I’m out of here — have a great weekend!

6 replies
  1. bloopie2 says:

    Ah, yes, the Internet Of Things. “Amazon gadget hijacks owner’s heating after hearing radio report. Echo, a home automation gadget, reset its owner’s thermostat after mistaking an NPR broadcast on its capabilities for a voice command.”
    But, you know, this raises some real possibilities. If my spouse tells me to do something, can I have Alexa/Siri/Whoever respond? Can Echo not must manage, but also perform, my household chores? Call the kids down to dinner?
    Friday ruminations (wishes, really).

    • Jim White says:

      Be careful what you wish for. Because your kids will hack Alexa so fast your head will spin while you’re having pizza delivered for every meal through eternity.

  2. bloopie2 says:

    It turns out there’s an easy way to stop your mobile calls from being intercepted. See below. It seems, though, that one disadvantage would be that your call might not actually quite get through to the other end as desired.

    “Chicago man faces felony charges for using cellphone jammer on the train because ‘he gets annoyed at people talking’ around him.”

  3. bloopie2 says:

    OMG, that WV software patch article is a howler. Here’s a couple lines to whet your appetite.
    According to the report, the previous version of the cheater code … caused the car to erroneously switch into clean test mode, and it led to increased wear [!!!] on the particulate filter,” the report continues. … When Ferdinand Piech took over as CEO of Volkswagen in 1993, one of his first orders of business was to adapt Toyota’s continuous improvement philosophy, called “Kaizen.” … or KVP. 20 years later, KVP was so rigorously implemented that even the cheating was improved, well after it had come to the attention of the regulators.”

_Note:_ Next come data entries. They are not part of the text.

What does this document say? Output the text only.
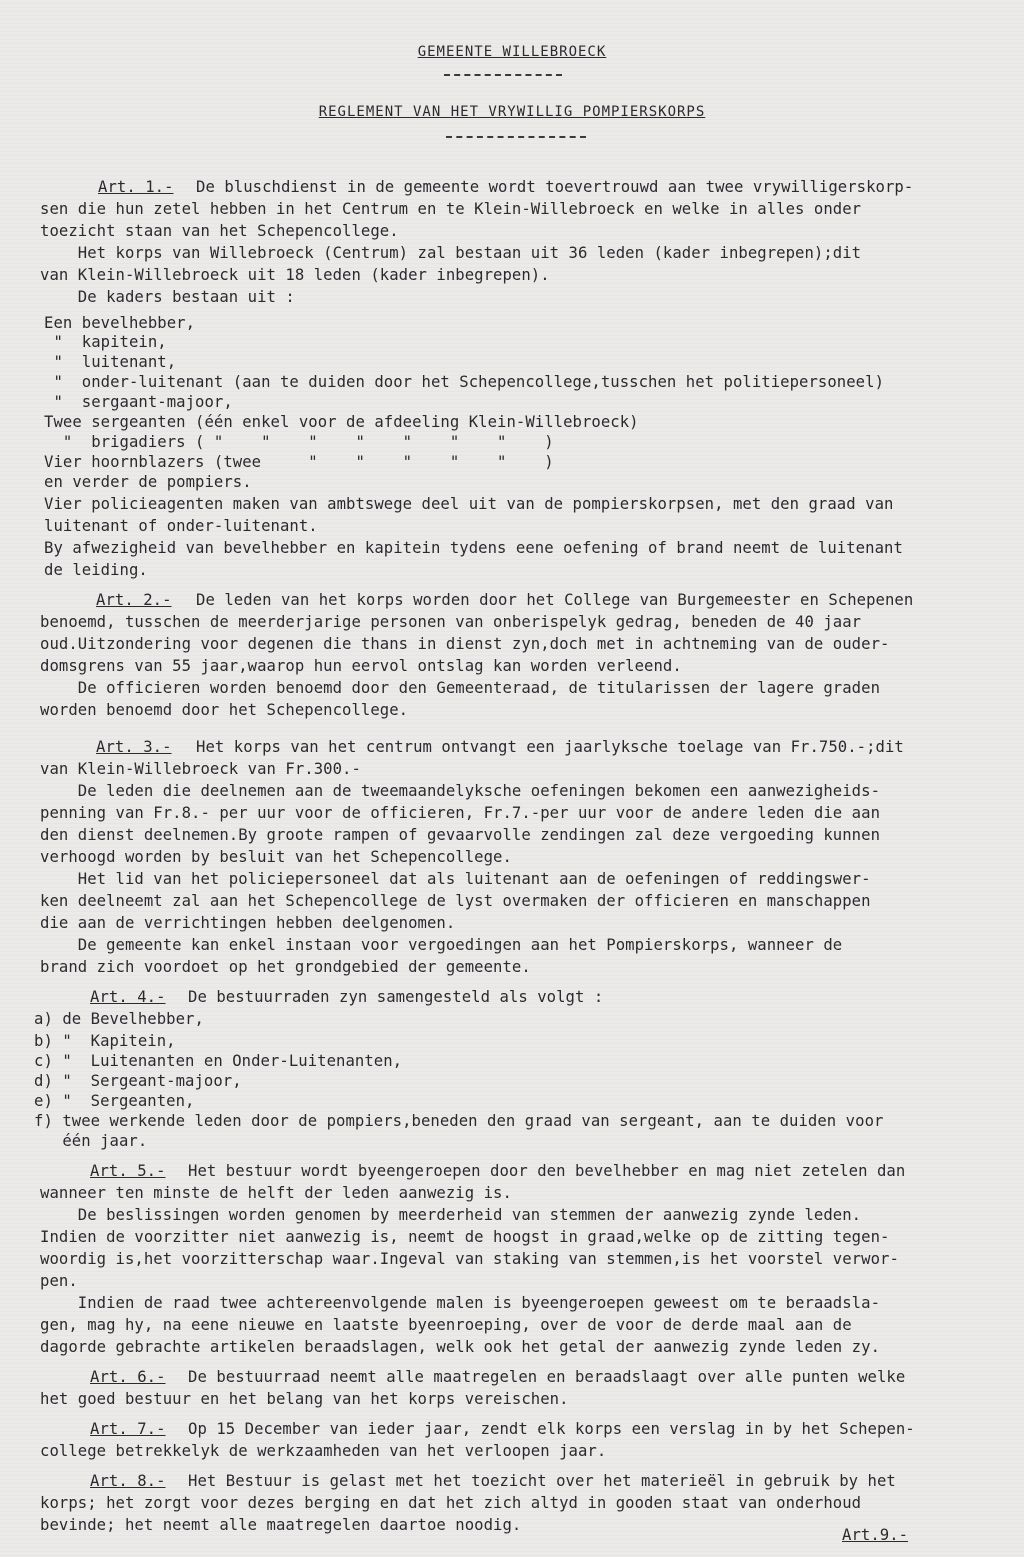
GEMEENTE WILLEBROECK
REGLEMENT VAN HET VRYWILLIG POMPIERSKORPS
Art. 1.- De bluschdienst in de gemeente wordt toevertrouwd aan twee vrywilligerskorp-
sen die hun zetel hebben in het Centrum en te Klein-Willebroeck en welke in alles onder
toezicht staan van het Schepencollege.
Het korps van Willebroeck (Centrum) zal bestaan uit 36 leden (kader inbegrepen);dit
van Klein-Willebroeck uit 18 leden (kader inbegrepen).
De kaders bestaan uit :
Een bevelhebber,
"  kapitein,
"  luitenant,
"  onder-luitenant (aan te duiden door het Schepencollege,tusschen het politiepersoneel)
"  sergaant-majoor,
Twee sergeanten (één enkel voor de afdeeling Klein-Willebroeck)
"  brigadiers ( "    "    "    "    "    "    "    )
Vier hoornblazers (twee     "    "    "    "    "    )
en verder de pompiers.
Vier policieagenten maken van ambtswege deel uit van de pompierskorpsen, met den graad van
luitenant of onder-luitenant.
By afwezigheid van bevelhebber en kapitein tydens eene oefening of brand neemt de luitenant
de leiding.
Art. 2.- De leden van het korps worden door het College van Burgemeester en Schepenen
benoemd, tusschen de meerderjarige personen van onberispelyk gedrag, beneden de 40 jaar
oud.Uitzondering voor degenen die thans in dienst zyn,doch met in achtneming van de ouder-
domsgrens van 55 jaar,waarop hun eervol ontslag kan worden verleend.
De officieren worden benoemd door den Gemeenteraad, de titularissen der lagere graden
worden benoemd door het Schepencollege.
Art. 3.- Het korps van het centrum ontvangt een jaarlyksche toelage van Fr.750.-;dit
van Klein-Willebroeck van Fr.300.-
De leden die deelnemen aan de tweemaandelyksche oefeningen bekomen een aanwezigheids-
penning van Fr.8.- per uur voor de officieren, Fr.7.-per uur voor de andere leden die aan
den dienst deelnemen.By groote rampen of gevaarvolle zendingen zal deze vergoeding kunnen
verhoogd worden by besluit van het Schepencollege.
Het lid van het policiepersoneel dat als luitenant aan de oefeningen of reddingswer-
ken deelneemt zal aan het Schepencollege de lyst overmaken der officieren en manschappen
die aan de verrichtingen hebben deelgenomen.
De gemeente kan enkel instaan voor vergoedingen aan het Pompierskorps, wanneer de
brand zich voordoet op het grondgebied der gemeente.
Art. 4.- De bestuurraden zyn samengesteld als volgt :
a) de Bevelhebber,
b) "  Kapitein,
c) "  Luitenanten en Onder-Luitenanten,
d) "  Sergeant-majoor,
e) "  Sergeanten,
f) twee werkende leden door de pompiers,beneden den graad van sergeant, aan te duiden voor
één jaar.
Art. 5.- Het bestuur wordt byeengeroepen door den bevelhebber en mag niet zetelen dan
wanneer ten minste de helft der leden aanwezig is.
De beslissingen worden genomen by meerderheid van stemmen der aanwezig zynde leden.
Indien de voorzitter niet aanwezig is, neemt de hoogst in graad,welke op de zitting tegen-
woordig is,het voorzitterschap waar.Ingeval van staking van stemmen,is het voorstel verwor-
pen.
Indien de raad twee achtereenvolgende malen is byeengeroepen geweest om te beraadsla-
gen, mag hy, na eene nieuwe en laatste byeenroeping, over de voor de derde maal aan de
dagorde gebrachte artikelen beraadslagen, welk ook het getal der aanwezig zynde leden zy.
Art. 6.- De bestuurraad neemt alle maatregelen en beraadslaagt over alle punten welke
het goed bestuur en het belang van het korps vereischen.
Art. 7.- Op 15 December van ieder jaar, zendt elk korps een verslag in by het Schepen-
college betrekkelyk de werkzaamheden van het verloopen jaar.
Art. 8.- Het Bestuur is gelast met het toezicht over het materieël in gebruik by het
korps; het zorgt voor dezes berging en dat het zich altyd in gooden staat van onderhoud
bevinde; het neemt alle maatregelen daartoe noodig.
Art.9.-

  4. earlofhuntingdon says:

    One would need to revise Irish economic statistics by trying to eliminate all the pass through items, such as claimed receipts from sales and use of IP, that are allocated to Ireland but never get there except as accounting entries, and, therefore never benefit the Irish economy. Ireland is a preeminent tax haven. That’s the part of its economy which is expanding. If that deprives dozens of other countries of needed tax revenue (it does), the Irish seem to say, eat potatoes or have another Guinness [:-)]. Sadly, many other countries are trying to emulate Ireland rather than seeking to close the closeable loopholes that allow such massive tax dodging.